Every journey has a start point, but before departing there is a full adventure saying farewell and getting everything ready for the departure.
To make the experience long as it takes I decided to get rid of all my belongings and unlashed all the bonds that attaches me to anything. Don’t get me wrong, that doesn’t mean that I don’t care about the places and people a left behind, there will always be present in me, my memories and strength to achieve whatever I want.
On June I finished my work as teacher as it was the end of the school season. I waited to that day to start preparing the last steps. Same month I told my freelance clients what was my plan for the next months and year so they can contact someone else to do the job I was doing. From all the jobs I had last year quitting Todobarro might have been the more sentimental as it wasn’t only a company I collaborated with, but also a group of friends with whom I really had fun working.
Getting rid of belongings
Knowing that I will leave Malaga the 20th of July, I notified my landlord and coworking of the fact to start preparing all the necessary documents. As the 20th approached I felt more and more melancholic every time I came to my house and bed or I walked from home to the coworking by the Cathedral. I started missing the city even before leaving it, what let me feel everyday more intensively what Malaga had meant to me. I even went to see my first home in town to feel how everything has changed.
My house was full of useful and ridiculous stuffs I have been storing with no reason. I needed to get rid of them. As I knew that I had lots more in Sevilla, I brought them to Malaga to end up with the minimum I will need on my journey by the end of July.

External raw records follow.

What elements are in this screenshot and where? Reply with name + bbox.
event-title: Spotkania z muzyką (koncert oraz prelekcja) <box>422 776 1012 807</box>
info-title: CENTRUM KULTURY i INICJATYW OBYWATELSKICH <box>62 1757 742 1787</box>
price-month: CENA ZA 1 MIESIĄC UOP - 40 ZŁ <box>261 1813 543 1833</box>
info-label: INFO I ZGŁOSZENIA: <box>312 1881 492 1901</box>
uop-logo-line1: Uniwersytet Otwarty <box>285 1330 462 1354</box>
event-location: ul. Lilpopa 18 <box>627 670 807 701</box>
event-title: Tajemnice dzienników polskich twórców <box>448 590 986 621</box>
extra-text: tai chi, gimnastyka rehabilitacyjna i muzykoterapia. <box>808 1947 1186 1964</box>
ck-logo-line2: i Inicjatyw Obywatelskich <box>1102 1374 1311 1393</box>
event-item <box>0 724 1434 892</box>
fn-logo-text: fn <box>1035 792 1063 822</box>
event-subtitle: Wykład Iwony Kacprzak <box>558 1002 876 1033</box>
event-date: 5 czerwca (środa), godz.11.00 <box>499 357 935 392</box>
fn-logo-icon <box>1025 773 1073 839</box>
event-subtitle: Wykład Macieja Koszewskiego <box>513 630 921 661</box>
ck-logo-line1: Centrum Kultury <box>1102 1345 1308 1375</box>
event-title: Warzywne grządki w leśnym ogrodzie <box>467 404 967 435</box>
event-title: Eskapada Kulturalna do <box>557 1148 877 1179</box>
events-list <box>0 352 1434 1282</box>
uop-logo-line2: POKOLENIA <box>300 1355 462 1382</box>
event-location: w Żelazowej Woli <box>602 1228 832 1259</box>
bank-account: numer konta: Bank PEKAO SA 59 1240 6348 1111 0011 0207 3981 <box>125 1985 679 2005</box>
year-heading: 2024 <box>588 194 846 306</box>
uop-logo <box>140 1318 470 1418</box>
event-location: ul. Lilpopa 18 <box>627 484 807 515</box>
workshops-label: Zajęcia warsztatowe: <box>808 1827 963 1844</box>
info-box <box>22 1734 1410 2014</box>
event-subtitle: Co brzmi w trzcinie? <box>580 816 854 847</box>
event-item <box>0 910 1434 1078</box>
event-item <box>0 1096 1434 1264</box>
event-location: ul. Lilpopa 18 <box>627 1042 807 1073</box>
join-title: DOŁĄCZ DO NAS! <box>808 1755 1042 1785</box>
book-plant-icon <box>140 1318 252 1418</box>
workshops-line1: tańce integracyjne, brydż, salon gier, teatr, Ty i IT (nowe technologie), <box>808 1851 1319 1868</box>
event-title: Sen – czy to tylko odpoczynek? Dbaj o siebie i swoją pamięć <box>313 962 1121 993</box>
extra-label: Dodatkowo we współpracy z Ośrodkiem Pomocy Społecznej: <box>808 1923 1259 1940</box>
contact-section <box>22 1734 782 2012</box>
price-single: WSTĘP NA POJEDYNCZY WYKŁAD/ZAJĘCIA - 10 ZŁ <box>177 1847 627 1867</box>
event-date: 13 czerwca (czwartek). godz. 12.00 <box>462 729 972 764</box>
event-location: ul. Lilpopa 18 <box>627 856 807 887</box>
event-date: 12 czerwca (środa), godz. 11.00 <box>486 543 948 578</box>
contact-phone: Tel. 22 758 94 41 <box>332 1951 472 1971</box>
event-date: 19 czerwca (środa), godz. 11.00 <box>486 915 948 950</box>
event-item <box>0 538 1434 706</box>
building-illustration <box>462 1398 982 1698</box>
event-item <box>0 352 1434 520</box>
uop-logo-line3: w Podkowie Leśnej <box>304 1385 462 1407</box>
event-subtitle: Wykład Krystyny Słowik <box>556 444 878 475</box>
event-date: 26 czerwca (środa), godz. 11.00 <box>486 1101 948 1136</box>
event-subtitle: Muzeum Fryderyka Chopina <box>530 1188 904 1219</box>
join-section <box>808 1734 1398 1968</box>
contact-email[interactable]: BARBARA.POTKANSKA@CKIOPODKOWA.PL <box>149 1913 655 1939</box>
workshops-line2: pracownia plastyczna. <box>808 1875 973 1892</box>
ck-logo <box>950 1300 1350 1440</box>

This has been one of the hardest parts of the preparation of the journey as it is not easy to find people to buy your stuffs for on fair price. I used to second hand website/apps for that: Vibbo and Wallapop that worked really well in Spain. I thought of eBay, but it wasn’t worth it regarding the commissions.
The craziest idea I had to get rid of my belongings was to get a spot in one of the second hand markets of the area which happened to be impossible as there ar always taken and there are a lot of people waiting for the same. Never thought of it or how did it work before. Finding solutions, I did a Garage or Yard Sale as it is common in the States. However I haven’t got a Yard or Garage so I convince Peter from The Shakespeare to let me a spot at his Pub where I could expose all what I had so people can come to have a look while having a drink in a cosy bar in the centre of Malaga. It wasn’t about making big money of what I had, but more about not throwing away all what I have been taking care off. It really worked out better than expected, what was easy as we expect nothing. I wish I had sold everything though.
What remained, mainly clothing, CD’s, Movies, etc. I gave them to friends and charity and I took back to Sevilla a little part of what I had accumulated along my life.
At the very beginning must of my possessions where meaningful to me as they were linked to moments of my life, but as I start to get rid of them this feeling run away and I feel even release of all the sponsors and advertisements of all the commerce and shops in the city.
Farewell my friends
I left this part to the end as it was the only I still carrying with me somehow. Saying goodbye is not something I am used to or that I like, on the contrary, it has always been something I am good to avoid with my well-developed Ninja Smoke Bomb technique.
This time I wanted to improve this respect to all the people I appreciate, care of and love. Along these last years I learnt a lot of how to love in a healthy way and this I consider is part of it. I denied my friends a big event to say farewell but suggest them to do several events where we can meet each other little by little so we can enjoy each other one more time before departing.
It was sentimental, but I must admit that being nervous about the departure the following “to do” before leaving the city kept my mind busy not to break down at the moment.
I want to take this chance to tell all the people I care and love that I left that their support gave me strength in the past and today and most probably it will comfort my mind in many moments to come.
Back in Sevilla I did the same, meet friends by groups rather than creating a big farewell event. Did it this way helped me to feel much more comfortable with the idea of being out of each other life for a while.
The last couple of days at my mum’s where nice until the previous night where stress made me crazy and feel that there was something wrong or missing. Funny anecdote is that getting all my stuff over my bed to depart I didn’t realise I was missing my backpack until Ana told me.
The departing day, before taking my first train I was confused, nervous at the same time that sedated. Everything went too fast at the end.